In January in Davos, Harper seemed to confirm this notion, outlining a road map that, by minority Harperian standards, was bold: he promised major reform in immigration, research, trade, resource development, and old age security. In the lead-up to the March 29 budget, there was a steady drumbeat of leaks from wellplaced government sources, all heralding a “transformative” budget.
And indeed, the budget did yield some interesting changes. Immigration is being made more responsive to economic needs; free trade is being expanded on multiple fronts including Europe and India; research investment is being overhauled; resource extraction is being streamlined, by dramatically hacking back the regulatory review process and giving the federal cabinet, and not the National Energy Board, final say on all pipeline project approval, and the age of eligibility for old age security moves to 67 from 65, which has drawn lots of attention and chest-pounding from the opposition.
But here’s where it all breaks down, it seems to me – the Laurentian Consensus, the end of liberalism, the triumph of western, populist conservatism. Very simply: there is nothing, not a line in Budget 2012, that could arguably not have been introduced by a Liberal Party led by a John Manley (minister of everything during the Chretien years), or a Frank McKenna (former premier of New Brunswick) – in other words, by conservative Liberals.
Harper is master of all he surveys. He can introduce, within reason, any policy he likes. He is also a true-blue conservative, both fiscal and social. Most of his cabinet and the overwhelming majority of his backbenchers are, at the very least, economic conservatives.
Yet when one surveys the grand sweep of federal policy, looking for truly important structural changes or efforts to roll back the sheltering arms of the Canadian state, one finds – nothing. Zero.

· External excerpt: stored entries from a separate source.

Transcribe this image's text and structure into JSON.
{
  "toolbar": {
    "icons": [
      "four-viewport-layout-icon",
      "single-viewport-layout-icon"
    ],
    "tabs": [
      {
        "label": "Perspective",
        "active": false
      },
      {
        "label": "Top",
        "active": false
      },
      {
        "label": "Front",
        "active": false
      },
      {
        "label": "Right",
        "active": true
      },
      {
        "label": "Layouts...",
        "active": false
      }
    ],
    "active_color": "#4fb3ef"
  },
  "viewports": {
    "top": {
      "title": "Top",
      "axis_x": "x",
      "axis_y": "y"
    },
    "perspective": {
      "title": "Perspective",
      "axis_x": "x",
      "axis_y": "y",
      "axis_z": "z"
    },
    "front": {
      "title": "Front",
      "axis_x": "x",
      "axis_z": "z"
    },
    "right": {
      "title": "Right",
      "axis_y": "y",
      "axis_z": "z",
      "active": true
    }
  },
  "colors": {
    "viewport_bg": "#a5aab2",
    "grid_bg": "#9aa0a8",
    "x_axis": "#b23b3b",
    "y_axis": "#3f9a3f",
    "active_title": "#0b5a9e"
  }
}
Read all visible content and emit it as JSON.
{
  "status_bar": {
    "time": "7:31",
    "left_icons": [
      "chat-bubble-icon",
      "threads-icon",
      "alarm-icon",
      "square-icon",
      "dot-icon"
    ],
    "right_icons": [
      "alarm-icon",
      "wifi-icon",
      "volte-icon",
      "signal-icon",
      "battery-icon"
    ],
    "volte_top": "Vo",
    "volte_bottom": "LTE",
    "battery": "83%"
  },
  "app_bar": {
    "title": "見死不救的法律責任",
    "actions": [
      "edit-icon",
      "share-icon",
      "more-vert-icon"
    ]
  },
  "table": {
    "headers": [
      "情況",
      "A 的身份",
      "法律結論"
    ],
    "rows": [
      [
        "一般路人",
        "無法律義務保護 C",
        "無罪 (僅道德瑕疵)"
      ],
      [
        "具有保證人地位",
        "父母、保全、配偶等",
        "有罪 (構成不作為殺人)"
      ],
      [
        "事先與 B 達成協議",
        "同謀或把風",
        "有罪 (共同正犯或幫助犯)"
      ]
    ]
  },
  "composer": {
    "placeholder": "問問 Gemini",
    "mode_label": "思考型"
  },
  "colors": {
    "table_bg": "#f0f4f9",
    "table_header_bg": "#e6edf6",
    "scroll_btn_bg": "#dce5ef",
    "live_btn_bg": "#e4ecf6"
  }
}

Health care? Spending increases of six per cent a year through 2017, after which the rate of growth will be tied to population growth and adjusted for inflation, with a floor of three per cent. Free trade? Liberals pushed that in the ’90s. Immigration? If anything the numbers of new Canadians are expected to increase. The military? After a series of annual budget increases since 2006, Canada still spends just 1.5 per cent of GDP on defence, among the lowest in the North Atlantic Treaty Organization. Policy toward Quebec? Accommodative.
There is one area, arguably, where the Tories are doing things in a way that looks and feels quite different from what Liberals might have done, in similar circumstances. That is its handling of federal-provincial relations, which hurls entire areas of provincial jurisdiction, previously seized by Ottawa, back at the provinces. But even here, the concept is not new or particularly radical: in the late 1970s a western Progressive Conservative named Joe Clark called it the Community of Communities.
From this, cutting through attempts to create distinctions because, well, it’s more interesting that way, it seems the Harperites, one year into their majority, are not doing anything dramatically different from what a Chretienstyle Liberal party might have been expected to do. Don’t ever ask them to admit it. But this is mainly pragmatism, billed as transformation.